For example, the existence of stage 3 naturally explains why problems leading to the necessity for making a choice may lead to what we can call the puzzled state. Before stage 3, there is no solution in sight. Only after stage 3 might there be a solution that can lead to rational action. There will therefore be a period during which the organism does not know the solution. In the case of humans, we can communicate such states in language (“I havn’t a clue”). Other organisms can communicate by behavior: frustration, depression, displacement activity, etc.

We are far from being the first to favor active agency as an explanation of the behavior of organisms and to favor the role of choice in the direction of evolutionary change. The arguments about the active role of organisms have their origins in a long tradition in which deterministic and non-deterministic views of life have been pitted against each other.
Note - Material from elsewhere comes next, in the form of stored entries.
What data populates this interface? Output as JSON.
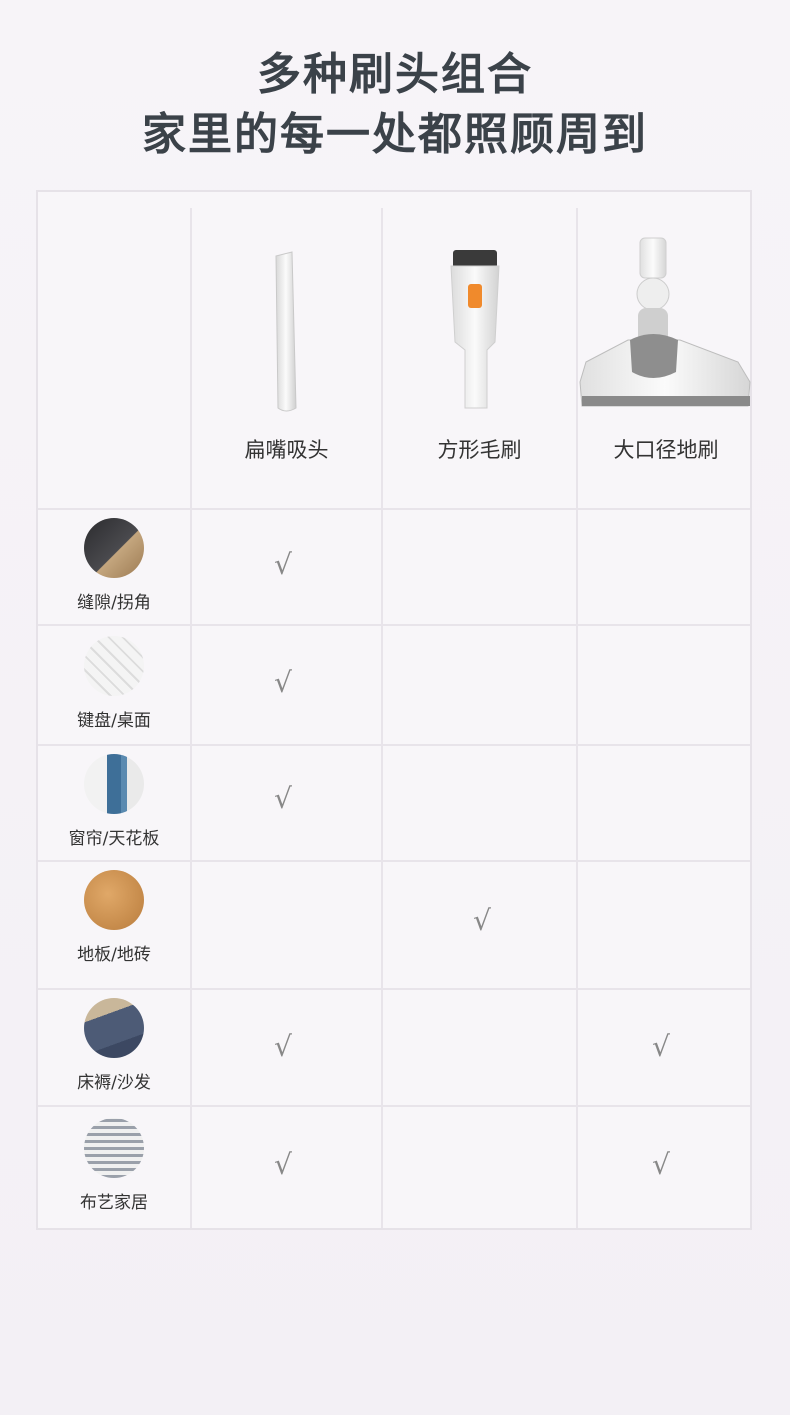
{
  "header": {
    "line1": "多种刷头组合",
    "line2": "家里的每一处都照顾周到"
  },
  "columns": [
    {
      "label": "扁嘴吸头",
      "icon": "crevice-nozzle-icon"
    },
    {
      "label": "方形毛刷",
      "icon": "square-brush-icon"
    },
    {
      "label": "大口径地刷",
      "icon": "floor-brush-icon"
    }
  ],
  "rows": [
    {
      "label": "缝隙/拐角",
      "icon": "corner-photo-icon",
      "checks": [
        true,
        false,
        false
      ]
    },
    {
      "label": "键盘/桌面",
      "icon": "keyboard-photo-icon",
      "checks": [
        true,
        false,
        false
      ]
    },
    {
      "label": "窗帘/天花板",
      "icon": "curtain-photo-icon",
      "checks": [
        true,
        false,
        false
      ]
    },
    {
      "label": "地板/地砖",
      "icon": "floor-photo-icon",
      "checks": [
        false,
        true,
        false
      ]
    },
    {
      "label": "床褥/沙发",
      "icon": "sofa-photo-icon",
      "checks": [
        true,
        false,
        true
      ]
    },
    {
      "label": "布艺家居",
      "icon": "fabric-photo-icon",
      "checks": [
        true,
        false,
        true
      ]
    }
  ],
  "check_mark": "√"
}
As noted in our Introduction, the two threads were present in the same philosopher in the case of Descartes who in the seventeenth century struggled to reconcile his determinist interpretation of animal behavior with his conviction that this could not be true of humans. How else could he have written his great works? It would have taken a monkey billions of years to manage by chance to type just a single sentence of Descartes’ work (Ref. 4, p. 1). (The relevant combinatorial mathematics is given in Ref. 16; see https://en.wikipedia.org/wiki/Weasel_program.)

The existence of creativity shouts out loud and clear that the universe cannot be simply deterministic, and since the early 20th century revolutions in physics, we have the proof that it is not. Yet, this revolution had surprisingly little effect on biology, which continued with deterministic interpretations of life and its evolution throughout the century. It was thought that indeterminacy at microphysical scales could hardly be relevant to processes at physiological scales. The proof that it is relevant came with the discovery of the hypermutation mechanism in the immune system. As we have shown in previous articles, the harnessing of stochasticity at a molecular level is precisely what enables organisms to be creative. The immune system serves as a model, which can be generalized (Ref. 4, p. 4–5). Given the nature of the universe, uncertainty is inevitable. Choice necessarily involves dealing with uncertainty. Low-level stochasticity is the clay from which high-level novelty can develop.

We wish to credit two more recent predecessors for major influences on our ideas: Patrick Bateson and Karl Popper. Patrick Bateson’s work on the active role of behavior in evolution24–28 was pursued throughout his career and has been summarized in a book published just before his death in 2017.27 He was a careful historian as well as a great biological scientist. He documented the development of the ideas of active agency through from Darwin, through Spalding and Baldwin to his phrase the “adaptability driver” to describe the active nature of organism agency.26 His phrase captures the directionality of agency in organisms.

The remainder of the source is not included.